Iran hacking group impersonates defense firms, hostage campaigners

A hacking campaign linked to the Islamic Revolutionary Guard Corps is targeting firms in the defense sector with a pair of new backdoors.
A picture taken from the plain of Khiam shows a man waving an Iranian flag as smoke rises from burning dry grass, following skirmishes between Lebanese youths and Israeli soldiers, at a rally to mark the 23rd anniversary of Israel's withdrawal from Lebanon, on May 25, 2023. (Photo by MAHMOUD ZAYYAT/AFP via Getty Images)

An Iranian-sponsored cyberespionage unit is impersonating major brands like Boeing and the Chinese drone manufacturer DJI as part of a social engineering and phishing campaign targeting the aerospace, aviation and defense industries across the Middle East, researchers with Mandiant said late Tuesday.

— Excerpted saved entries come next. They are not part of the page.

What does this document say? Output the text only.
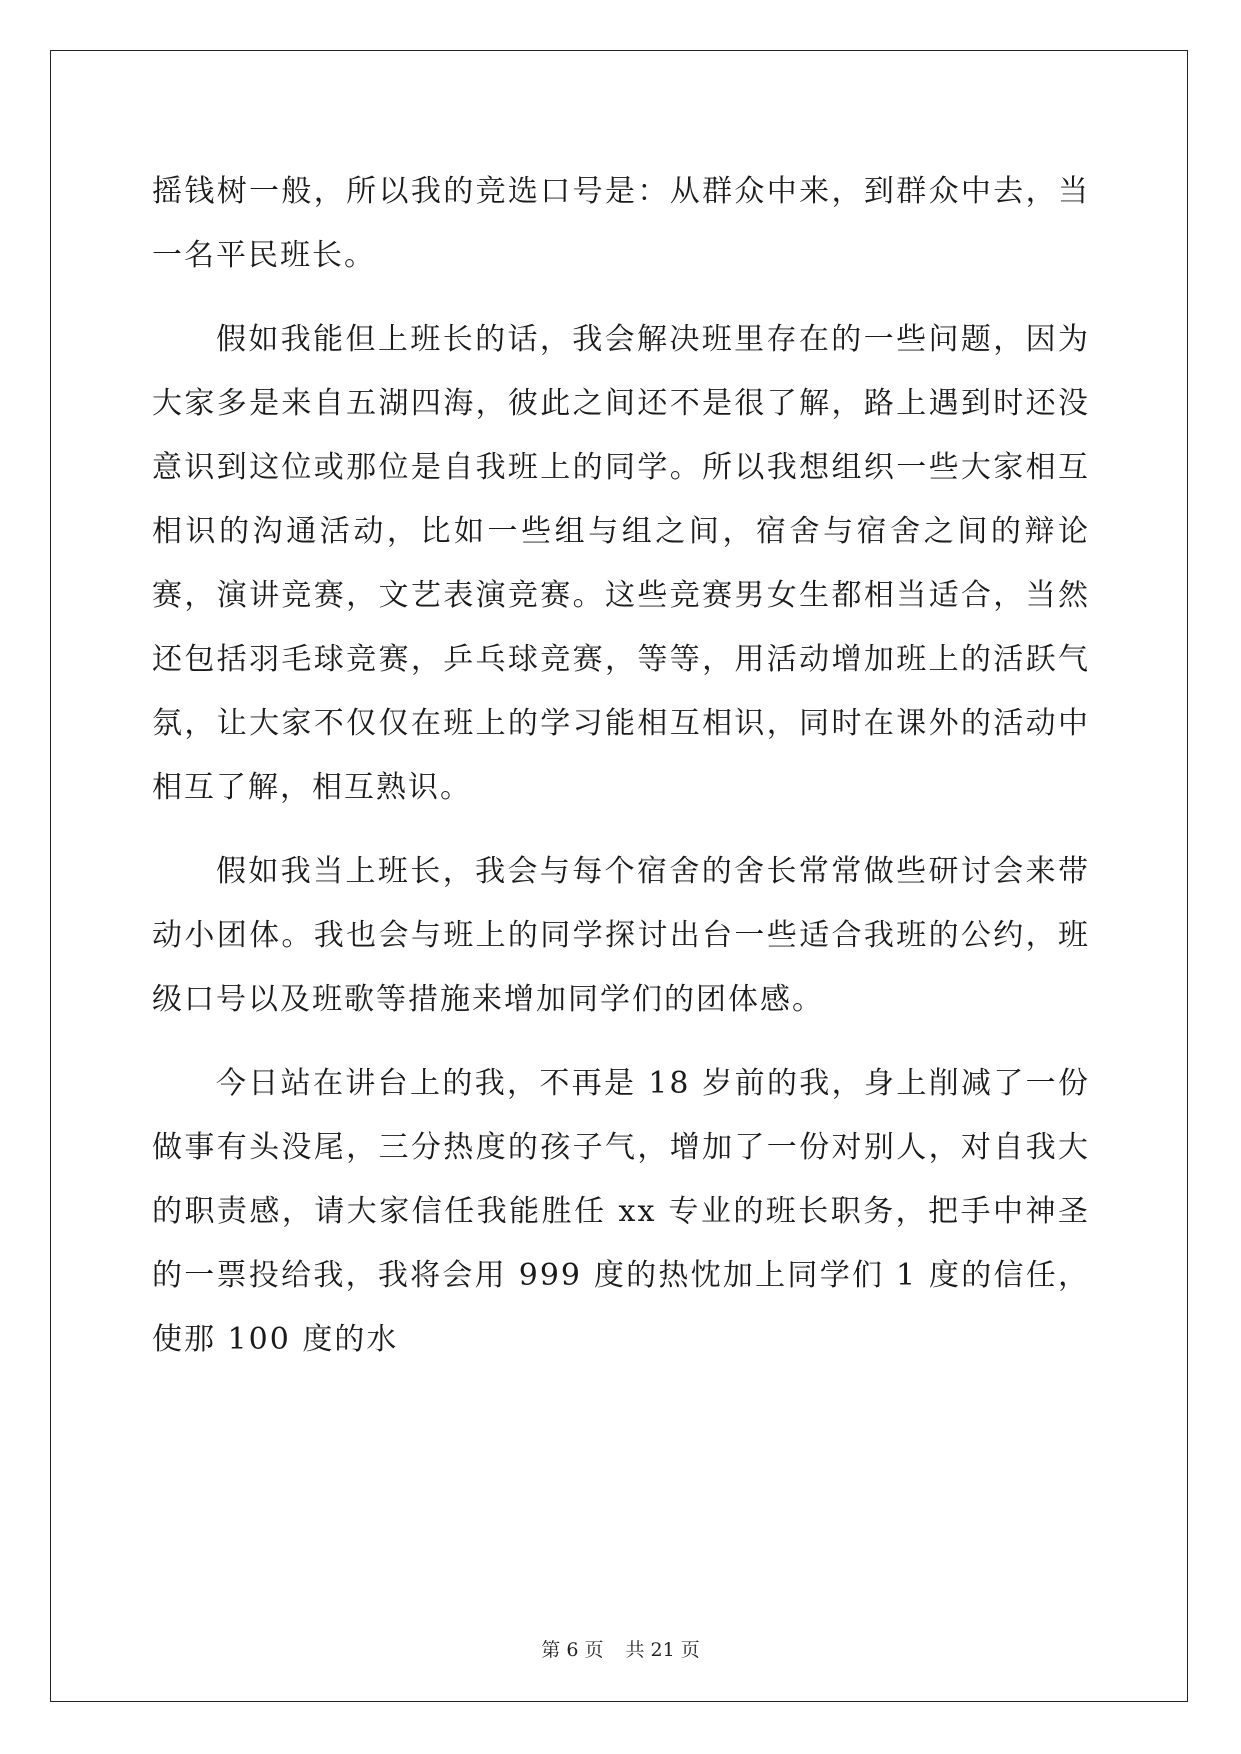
摇钱树一般，所以我的竞选口号是：从群众中来，到群众中去，当一名平民班长。

假如我能但上班长的话，我会解决班里存在的一些问题，因为大家多是来自五湖四海，彼此之间还不是很了解，路上遇到时还没意识到这位或那位是自我班上的同学。所以我想组织一些大家相互相识的沟通活动，比如一些组与组之间，宿舍与宿舍之间的辩论赛，演讲竞赛，文艺表演竞赛。这些竞赛男女生都相当适合，当然还包括羽毛球竞赛，乒乓球竞赛，等等，用活动增加班上的活跃气氛，让大家不仅仅在班上的学习能相互相识，同时在课外的活动中相互了解，相互熟识。

假如我当上班长，我会与每个宿舍的舍长常常做些研讨会来带动小团体。我也会与班上的同学探讨出台一些适合我班的公约，班级口号以及班歌等措施来增加同学们的团体感。

今日站在讲台上的我，不再是 18 岁前的我，身上削减了一份做事有头没尾，三分热度的孩子气，增加了一份对别人，对自我大的职责感，请大家信任我能胜任 xx 专业的班长职务，把手中神圣的一票投给我，我将会用 999 度的热忱加上同学们 1 度的信任，使那 100 度的水

第 6 页 共 21 页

The Iranian hacking group has also been observed employing a fake website playing on the Israel-Hamas war, using the “Bring Them Home Now!” slogan associated with a campaign to free hostages held by Hamas. The website is the latest example of the way in which Iranian hacking groups are using the conflict between Israel and Hamas to carry out opportunistic attacks linked to the fighting.

The Iranian campaign relies on phony job offers from major international companies and the fake hostage-themed website to funnel targets to compromised websites designed to either harvest credentials or deliver one of two previously unreported and unique backdoors dubbed “MINIBUS” and “MINIBIKE,” the researchers said.

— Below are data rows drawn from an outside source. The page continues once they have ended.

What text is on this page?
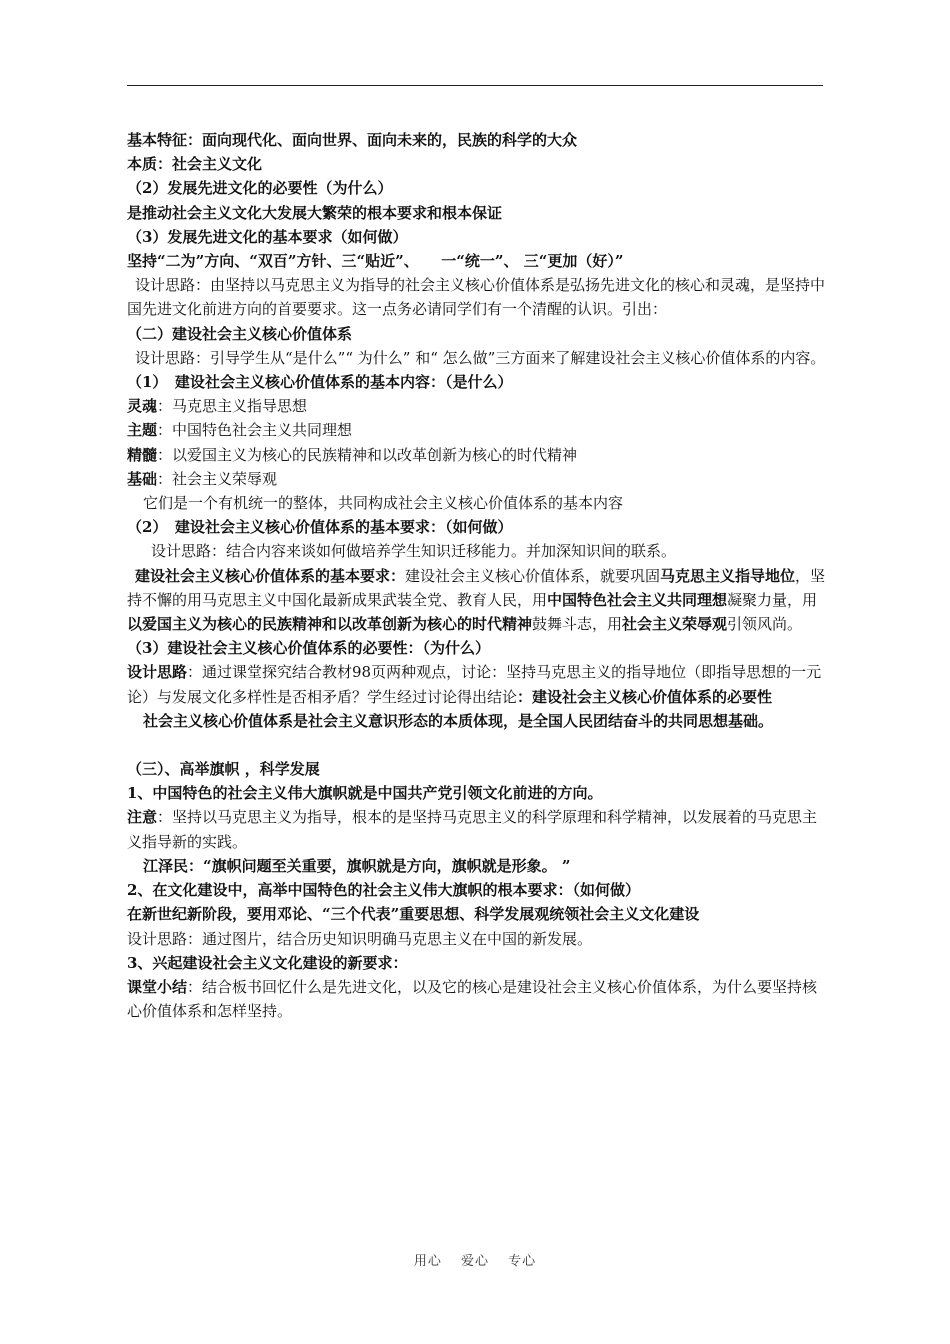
基本特征：面向现代化、面向世界、面向未来的，民族的科学的大众

本质：社会主义文化

（2）发展先进文化的必要性（为什么）

是推动社会主义文化大发展大繁荣的根本要求和根本保证

（3）发展先进文化的基本要求（如何做）

坚持“二为”方向、“双百”方针、三“贴近”、　　一“统一”、 三“更加（好）”

设计思路：由坚持以马克思主义为指导的社会主义核心价值体系是弘扬先进文化的核心和灵魂，是坚持中国先进文化前进方向的首要要求。这一点务必请同学们有一个清醒的认识。引出：

（二）建设社会主义核心价值体系

设计思路：引导学生从“是什么”“ 为什么” 和“ 怎么做”三方面来了解建设社会主义核心价值体系的内容。

（1）　建设社会主义核心价值体系的基本内容：（是什么）

灵魂：马克思主义指导思想

主题：中国特色社会主义共同理想

精髓：以爱国主义为核心的民族精神和以改革创新为核心的时代精神

基础：社会主义荣辱观

它们是一个有机统一的整体，共同构成社会主义核心价值体系的基本内容

（2）　建设社会主义核心价值体系的基本要求：（如何做）

设计思路：结合内容来谈如何做培养学生知识迁移能力。并加深知识间的联系。

建设社会主义核心价值体系的基本要求：建设社会主义核心价值体系，就要巩固马克思主义指导地位，坚持不懈的用马克思主义中国化最新成果武装全党、教育人民，用中国特色社会主义共同理想凝聚力量，用以爱国主义为核心的民族精神和以改革创新为核心的时代精神鼓舞斗志，用社会主义荣辱观引领风尚。

（3）建设社会主义核心价值体系的必要性：（为什么）

设计思路：通过课堂探究结合教材98页两种观点，讨论：坚持马克思主义的指导地位（即指导思想的一元论）与发展文化多样性是否相矛盾？学生经过讨论得出结论：建设社会主义核心价值体系的必要性

社会主义核心价值体系是社会主义意识形态的本质体现，是全国人民团结奋斗的共同思想基础。

（三）、高举旗帜 ，科学发展

1、中国特色的社会主义伟大旗帜就是中国共产党引领文化前进的方向。

注意：坚持以马克思主义为指导，根本的是坚持马克思主义的科学原理和科学精神，以发展着的马克思主义指导新的实践。

江泽民：“旗帜问题至关重要，旗帜就是方向，旗帜就是形象。 ”

2、在文化建设中，高举中国特色的社会主义伟大旗帜的根本要求：（如何做）

在新世纪新阶段，要用邓论、“三个代表”重要思想、科学发展观统领社会主义文化建设

设计思路：通过图片，结合历史知识明确马克思主义在中国的新发展。

3、兴起建设社会主义文化建设的新要求：

课堂小结：结合板书回忆什么是先进文化，以及它的核心是建设社会主义核心价值体系，为什么要坚持核心价值体系和怎样坚持。

用心 爱心 专心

Fake website deployed by Iranian-sponsored cyberespionage group (Mandiant).

The current campaign dates to at least June 2022 and remains active. It has mostly targeted Israel, the United Arab Emirates and, potentially Turkey, India and Albania, the researchers said.

The unit behind the campaign is tracked as UNC1549 by Mandiant and the infrastructure described by Mandiant overlaps with the hacking groups dubbed Tortoiseshell and Imperial Kitten. The unit is likely linked to the Islamic Revolutionary Guard Corps and has a history of using fake job offers and similar lures in social engineering campaigns going back years.

In July 2021, for instance, Facebook announced the disruption of one of the group’s campaigns that used accounts on the social media platform to pose as recruiters to target U.S. military members. An October 2023 PwC analysis noted that the group is known to employ both custom and off-the-shelf malware to achieve its espionage goals, which includes credential harvesting and data exfiltration.

The current campaign uses Microsoft Azure cloud infrastructure for command and control and hosting functions, “making it difficult to discern the activity from legitimate network traffic,” the researchers said.